Il concerto procede con il pianista Chucho Valdes e i suoi Afro-Cuban Messengers. Con Valdes, sebbene il genere di panismo sia sempre simile, ci accorgiamo di altri timbri, ben altra tecnica e ottimi risultati. Siamo sempre nel campo di una musica magmatica, esplosiva e che ora prova a citare senza grossi risultati Mozart, Beethowen e molto Bach. Più gradevole invece proprio quest’ultima protratta rimiscenza bachiana. Esegue una musica ricca di cromatismi, che coinvolge e piace al pubblico almeno quanto quella degli interpreti precedenti. Valdes che è un pianista cubano, fonda nel ‘73 il gruppo Irakere, uno dei più importanti nella fusione di jazz, rock e ritmi afro-cubani per poi suonare con le all-stars di Dizzy Gillespie e Stan Getz. Oggi è al centro dell’esplosivo revival della musica latina, dalla salsa al mambo fino a ripescare tutte le forme più arcaiche delle danze in voga sull'isola di Cuba. Ma Valdés, pur facendo tesoro di tutta la cultura afro-cubana rimbalzata negli anni dall'Havana a New York e ritorno, ha assimilato anche molto jazz di scuola be bop. Tra i maestri del piano jazz, Chucho adora i “classici” Art Tatum, Duke Ellington, Erroll Garner, Bud Powell e Hank Jones, ma anche i più moderni Bill Evans, Cecil Taylor e Keith. Il suo panismo, perché in questo caso di ciò si può parlare, crea forme ibride di jazz, proponendo brani fragorosi, dagli spettacolari e serrati ritmi, veloci e dalle “moltissime note suonate”. Forse troppo, per un pianoforte che qualche volta è stato in ritardo sul resto. Molto bella la tromba e decisamente intensa tutta la sezione ritmica e delle percussioni.

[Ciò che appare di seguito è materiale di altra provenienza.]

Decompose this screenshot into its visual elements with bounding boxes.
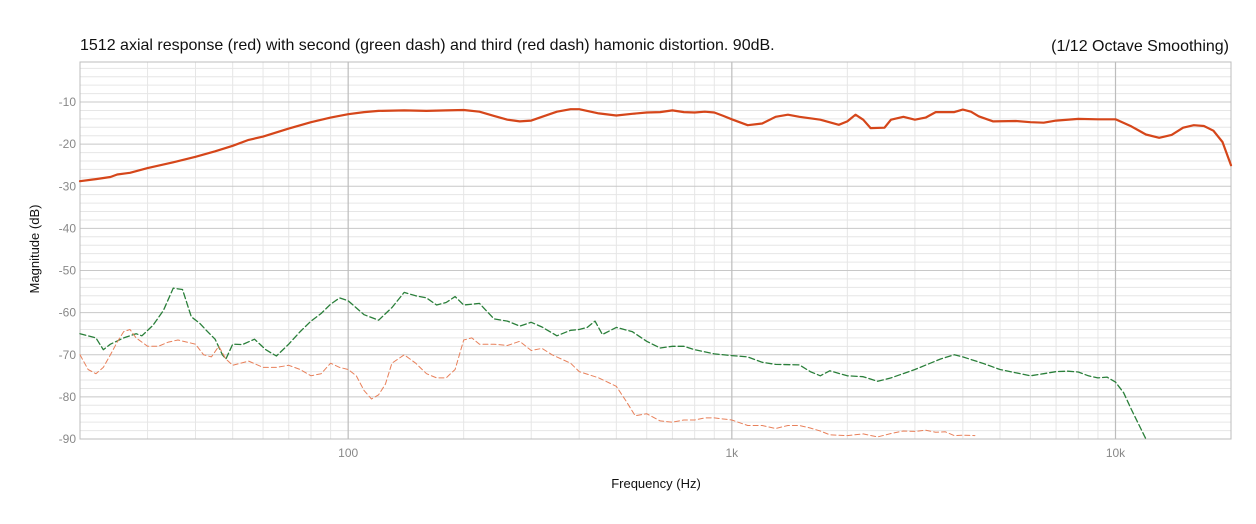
- plot-frame: [79, 61, 1232, 440]
- x-tick-labels: 100 1k 10k: [338, 446, 1126, 460]
- y-tick-label: -80: [59, 390, 77, 404]
- minor-grid: [79, 62, 1232, 439]
- y-tick-label: -90: [59, 432, 77, 446]
- y-tick-label: -40: [59, 221, 77, 235]
- x-tick-label: 100: [338, 446, 358, 460]
- y-tick-label: -70: [59, 348, 77, 362]
- y-tick-labels: -10 -20 -30 -40 -50 -60 -70 -80 -90: [59, 95, 77, 446]
- series-line-2: [79, 287, 1147, 440]
- series-line-3: [79, 329, 976, 438]
- x-tick-label: 1k: [725, 446, 739, 460]
- chart-title: 1512 axial response (red) with second (g…: [80, 37, 775, 54]
- y-axis-label: Magnitude (dB): [27, 205, 42, 294]
- y-tick-label: -10: [59, 95, 77, 109]
- series-line-1: [78, 108, 1233, 183]
- y-tick-label: -30: [59, 179, 77, 193]
- y-tick-label: -60: [59, 306, 77, 320]
- x-tick-label: 10k: [1106, 446, 1126, 460]
- x-axis-label: Frequency (Hz): [611, 476, 701, 491]
- y-tick-label: -20: [59, 137, 77, 151]
- series-layer: [78, 108, 1233, 440]
- chart-subtitle: (1/12 Octave Smoothing): [1051, 38, 1229, 55]
- y-tick-label: -50: [59, 264, 77, 278]
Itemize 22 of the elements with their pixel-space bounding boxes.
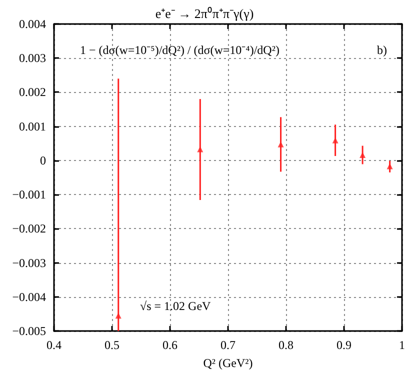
y-tick-label: 0.001 bbox=[19, 119, 46, 134]
annotation: √s = 1.02 GeV bbox=[140, 299, 212, 313]
chart-title: e⁺e⁻ → 2π⁰π⁺π⁻γ(γ) bbox=[155, 6, 254, 21]
annotation: 1 − (dσ(w=10⁻⁵)/dQ²) / (dσ(w=10⁻⁴)/dQ²) bbox=[80, 43, 280, 57]
y-tick-label: 0.003 bbox=[19, 51, 46, 66]
x-axis-title: Q² (GeV²) bbox=[203, 356, 253, 370]
x-tick-label: 0.8 bbox=[278, 338, 294, 352]
y-tick-label: −0.002 bbox=[12, 222, 46, 236]
y-tick-label: 0.004 bbox=[19, 17, 46, 31]
x-tick-label: 0.6 bbox=[162, 338, 178, 352]
y-tick-label: 0 bbox=[40, 153, 46, 168]
x-tick-label: 1 bbox=[399, 338, 405, 352]
y-tick-label: 0.002 bbox=[19, 85, 46, 100]
x-tick-label: 0.7 bbox=[220, 338, 236, 352]
y-tick-label: −0.005 bbox=[12, 324, 46, 338]
y-tick-label: −0.003 bbox=[12, 256, 46, 270]
annotation: b) bbox=[377, 43, 388, 57]
x-tick-label: 0.5 bbox=[104, 338, 120, 352]
x-tick-label: 0.4 bbox=[46, 338, 62, 352]
y-tick-label: −0.004 bbox=[12, 290, 46, 304]
x-tick-label: 0.9 bbox=[336, 338, 352, 352]
y-tick-label: −0.001 bbox=[12, 188, 46, 202]
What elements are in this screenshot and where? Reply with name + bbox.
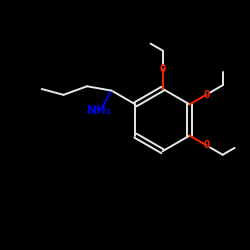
Text: O: O <box>203 140 210 150</box>
Text: NH₂: NH₂ <box>86 104 112 117</box>
Text: O: O <box>160 64 166 74</box>
Text: O: O <box>203 90 210 100</box>
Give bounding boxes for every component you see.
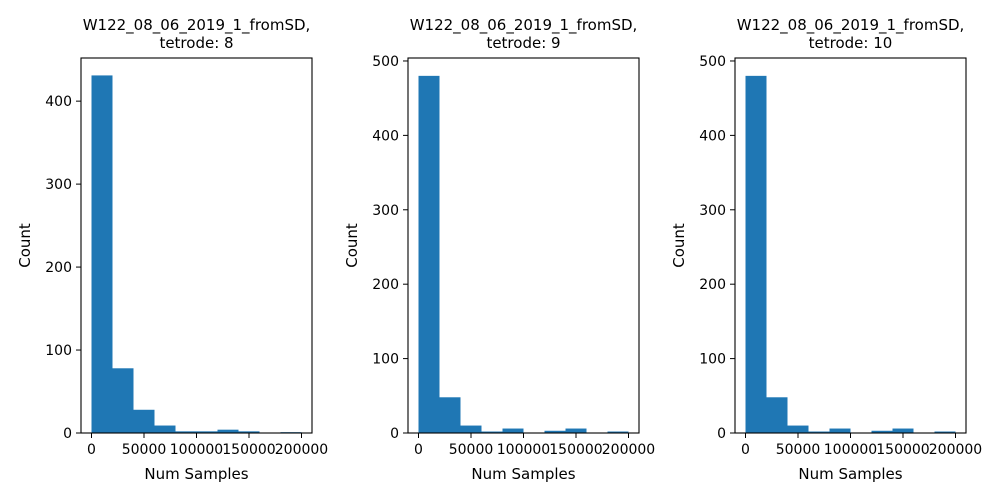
histogram-bar xyxy=(217,429,239,433)
x-tick-label: 200000 xyxy=(929,442,982,458)
y-tick-label: 400 xyxy=(45,94,72,110)
y-tick-label: 300 xyxy=(45,177,72,193)
histogram-bar xyxy=(934,431,956,433)
histogram-bar xyxy=(418,75,440,433)
x-tick-label: 100000 xyxy=(824,442,877,458)
y-tick-label: 400 xyxy=(372,128,399,144)
y-tick-label: 300 xyxy=(699,203,726,219)
histogram-bar xyxy=(871,430,893,433)
x-tick-label: 0 xyxy=(414,442,423,458)
histogram-bar xyxy=(787,425,809,433)
x-tick-label: 200000 xyxy=(602,442,655,458)
histogram-panel-1: 0 50000 100000 150000 200000 0 100 200 300 400 Num… xyxy=(16,16,328,483)
y-axis-label: Count xyxy=(670,223,688,268)
chart-title-line-2: tetrode: 9 xyxy=(486,34,560,52)
histogram-bar xyxy=(460,425,482,433)
x-axis-label: Num Samples xyxy=(471,465,575,483)
y-tick-label: 400 xyxy=(699,128,726,144)
histogram-bar xyxy=(829,428,851,433)
y-tick-label: 300 xyxy=(372,203,399,219)
x-tick-label: 50000 xyxy=(122,442,167,458)
y-tick-label: 200 xyxy=(699,277,726,293)
x-tick-label: 50000 xyxy=(449,442,494,458)
x-tick-label: 200000 xyxy=(275,442,328,458)
y-tick-label: 200 xyxy=(372,277,399,293)
histogram-bar xyxy=(112,368,134,433)
histogram-bar xyxy=(502,428,524,433)
histogram-bar xyxy=(745,75,767,433)
x-tick-label: 150000 xyxy=(876,442,929,458)
x-axis-label: Num Samples xyxy=(798,465,902,483)
histogram-bar xyxy=(544,430,566,433)
x-tick-label: 50000 xyxy=(776,442,821,458)
y-tick-label: 500 xyxy=(372,54,399,70)
histogram-panel-3: 0 50000 100000 150000 200000 0 100 200 300 400 500… xyxy=(670,16,982,483)
y-tick-label: 0 xyxy=(717,426,726,442)
histogram-bar xyxy=(892,428,914,433)
chart-title-line-2: tetrode: 8 xyxy=(159,34,233,52)
chart-title-line-1: W122_08_06_2019_1_fromSD, xyxy=(410,16,638,35)
y-tick-label: 100 xyxy=(45,343,72,359)
axes-frame xyxy=(407,57,640,434)
x-tick-label: 100000 xyxy=(170,442,223,458)
histogram-bar xyxy=(91,75,113,433)
histogram-bar xyxy=(133,409,155,433)
y-axis-label: Count xyxy=(16,223,34,268)
histogram-bar xyxy=(175,431,197,433)
x-axis-label: Num Samples xyxy=(144,465,248,483)
y-tick-label: 0 xyxy=(390,426,399,442)
y-tick-label: 0 xyxy=(63,426,72,442)
y-axis-label: Count xyxy=(343,223,361,268)
chart-title-line-2: tetrode: 10 xyxy=(809,34,893,52)
histogram-bar xyxy=(439,397,461,433)
histogram-bar xyxy=(481,431,503,433)
histogram-bar xyxy=(766,397,788,433)
x-tick-label: 100000 xyxy=(497,442,550,458)
x-tick-label: 150000 xyxy=(222,442,275,458)
histogram-panel-2: 0 50000 100000 150000 200000 0 100 200 300 400 500… xyxy=(343,16,655,483)
histogram-bar xyxy=(154,425,176,433)
y-tick-label: 100 xyxy=(699,352,726,368)
histogram-bar xyxy=(238,431,260,433)
histogram-bar xyxy=(196,431,218,433)
x-tick-label: 0 xyxy=(741,442,750,458)
y-tick-label: 200 xyxy=(45,260,72,276)
y-tick-label: 100 xyxy=(372,352,399,368)
x-tick-label: 150000 xyxy=(549,442,602,458)
y-tick-label: 500 xyxy=(699,54,726,70)
histogram-bar xyxy=(808,431,830,433)
axes-frame xyxy=(734,57,967,434)
x-tick-label: 0 xyxy=(87,442,96,458)
histogram-bar xyxy=(607,431,629,433)
chart-title-line-1: W122_08_06_2019_1_fromSD, xyxy=(83,16,311,35)
histogram-bar xyxy=(565,428,587,433)
chart-title-line-1: W122_08_06_2019_1_fromSD, xyxy=(737,16,965,35)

Fornendo una prova di grande improvvisazione jazz chiudono il concerto uno spettacolare e lungo due pianistico di Chucho Vald e Michel Camilo e poi, soli, gli Afro-Cuban Messengers per una sessions nel complesso veramente professionale ed intensa.
Umbria Jazz, invece termina letteralmente ai Giardini Carducci, esattamente alle 1:45, con un pubblico che applaude forte alla meravigliosa, splendida, potente, morbida voce di Chick Rodgers che bissa con un classico “-You Make Me Feel- Like A Natural Woman”, successo del 1967 della cantante statunitense soul Aretha Franklin per l’etichetta Atlantic.